Matthieu Ricard / Shambala Publications, Inc / 341 pages
A Plea for the Animals is largely a compendium, providing summary descriptions of the horrible sufferings imposed upon animals resulting from factory farming, animal experimentation, trafficking in wildlife, and “animals in entertainment”—everything from shooting animals for trophies to bull fighting to circuses. Adeptly sprinkled throughout the text are thoughtful comments explaining why these abuses are wrong: biologically, environmentally, philosophically, and morally.

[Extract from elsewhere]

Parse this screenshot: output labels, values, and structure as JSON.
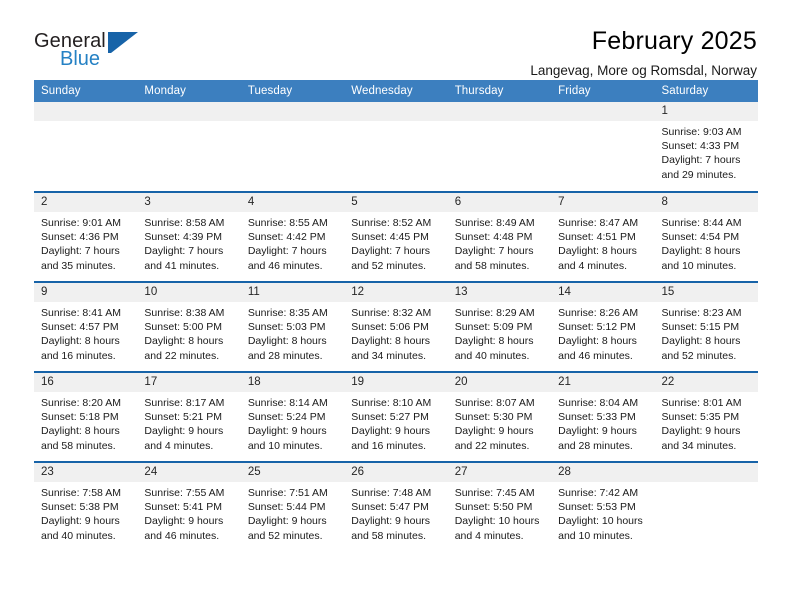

Author Matthieu Ricard, though a biologist himself, has a penchant for emphasizing the ethical and philosophical. Shortly after earning his doctorate, he stepped out of the laboratory and journeyed to the Himalayas, where he embraced Buddhist benevolence and became a monk. Curiously, however, his arguments are not Buddhist, but rather firmly ensconced in Western traditions—perhaps knowing he is writing largely for a Western readership. Thus, he quotes the Roman poet Ovid who 20 centuries ago wrote “The earth … offers you food without killing or shedding blood. … Oh, how wrong it is for flesh to be made from flesh … for one creature to live by the death of another.” The thread of argument is traced through the ages—from Thomas Aquinas to Voltaire, George Bernard Shaw, and many others, up to contemporary thinkers such as Tom Regan and Peter Singer. This is a rich survey of important sages who focused on human relations with animals and grappled with matters of rights and responsibilities.

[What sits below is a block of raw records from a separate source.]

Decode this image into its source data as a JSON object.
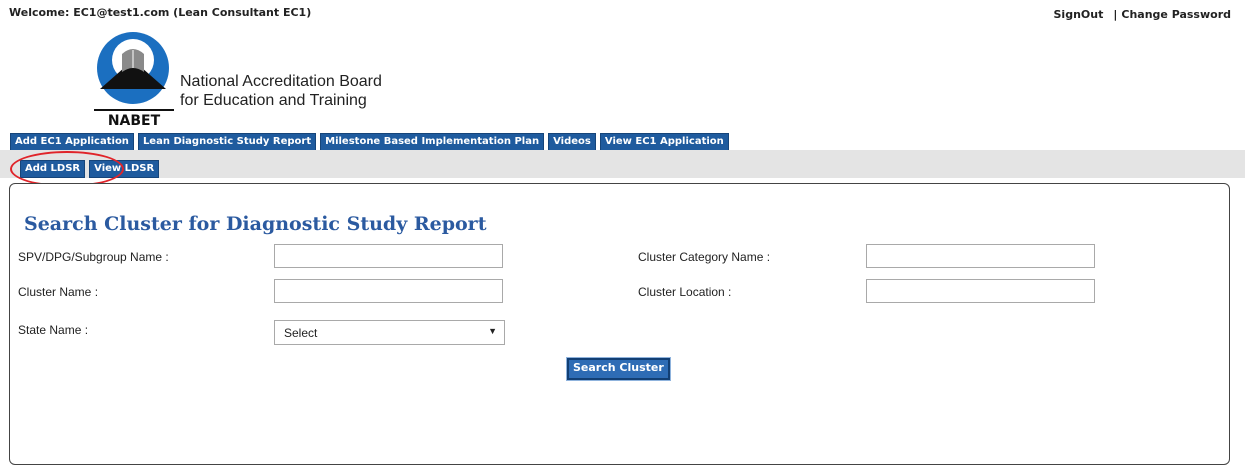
{
  "header": {
    "welcome_text": "Welcome: EC1@test1.com (Lean Consultant EC1)",
    "signout_label": "SignOut",
    "separator": "|",
    "change_password_label": "Change Password"
  },
  "brand": {
    "logo_text": "NABET",
    "org_line1": "National Accreditation Board",
    "org_line2": "for Education and Training"
  },
  "nav": {
    "tabs": [
      {
        "label": "Add EC1 Application"
      },
      {
        "label": "Lean Diagnostic Study Report"
      },
      {
        "label": "Milestone Based Implementation Plan"
      },
      {
        "label": "Videos"
      },
      {
        "label": "View EC1 Application"
      }
    ],
    "subtabs": [
      {
        "label": "Add LDSR"
      },
      {
        "label": "View LDSR"
      }
    ]
  },
  "search_form": {
    "title": "Search Cluster for Diagnostic Study Report",
    "spv_label": "SPV/DPG/Subgroup Name :",
    "spv_value": "",
    "category_label": "Cluster Category Name :",
    "category_value": "",
    "cluster_name_label": "Cluster Name :",
    "cluster_name_value": "",
    "location_label": "Cluster Location :",
    "location_value": "",
    "state_label": "State Name :",
    "state_selected": "Select",
    "search_button": "Search Cluster"
  },
  "colors": {
    "tab_bg": "#1f5b9e",
    "title_color": "#2b5aa0",
    "highlight": "#e0242a",
    "subnav_bg": "#e4e4e4"
  }
}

Ricard gets precise and graphic in his descriptions of what goes on inside a slaughterhouse today. Thus, detached philosophical discussion of abstract rights is often accompanied by upsetting reports of the anguish being endured by billions of sentient animals. Along the way, the reader is exposed to other considerations: Why should society devote so many millions of acres to raising livestock when the same amount of vegetable nutrition could be grown on a small fraction of that land? What right do humans have to enslave animals with whom we share DNA and a long evolutionary journey?

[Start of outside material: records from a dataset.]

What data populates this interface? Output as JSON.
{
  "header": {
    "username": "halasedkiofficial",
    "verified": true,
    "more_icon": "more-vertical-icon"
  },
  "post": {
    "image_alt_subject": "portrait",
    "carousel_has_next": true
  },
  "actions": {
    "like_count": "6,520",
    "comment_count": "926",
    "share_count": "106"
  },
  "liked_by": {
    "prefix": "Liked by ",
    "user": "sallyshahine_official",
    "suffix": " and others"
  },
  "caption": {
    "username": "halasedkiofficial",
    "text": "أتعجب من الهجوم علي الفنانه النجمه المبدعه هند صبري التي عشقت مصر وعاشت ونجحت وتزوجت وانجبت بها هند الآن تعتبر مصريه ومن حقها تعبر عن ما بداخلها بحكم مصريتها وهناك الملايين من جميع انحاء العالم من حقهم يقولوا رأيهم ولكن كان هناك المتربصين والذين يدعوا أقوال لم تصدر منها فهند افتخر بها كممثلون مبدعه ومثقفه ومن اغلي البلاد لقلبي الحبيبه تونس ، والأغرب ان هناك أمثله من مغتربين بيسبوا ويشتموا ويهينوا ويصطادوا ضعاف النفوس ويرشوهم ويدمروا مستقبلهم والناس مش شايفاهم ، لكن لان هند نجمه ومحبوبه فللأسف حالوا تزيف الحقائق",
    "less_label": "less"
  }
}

Ricard does not hesitate to criticize humanist chauvinism, a philosophy that leads us to love ourselves best of all. And then there is the matter of “human supremacy” and all of the pain, injustice, and evil contained within that concept. The fascist notion of “master race” was hateful. But when the idea is extended so that the entire human race becomes the master, Ricard argues, those relegated to subordinate status are doomed.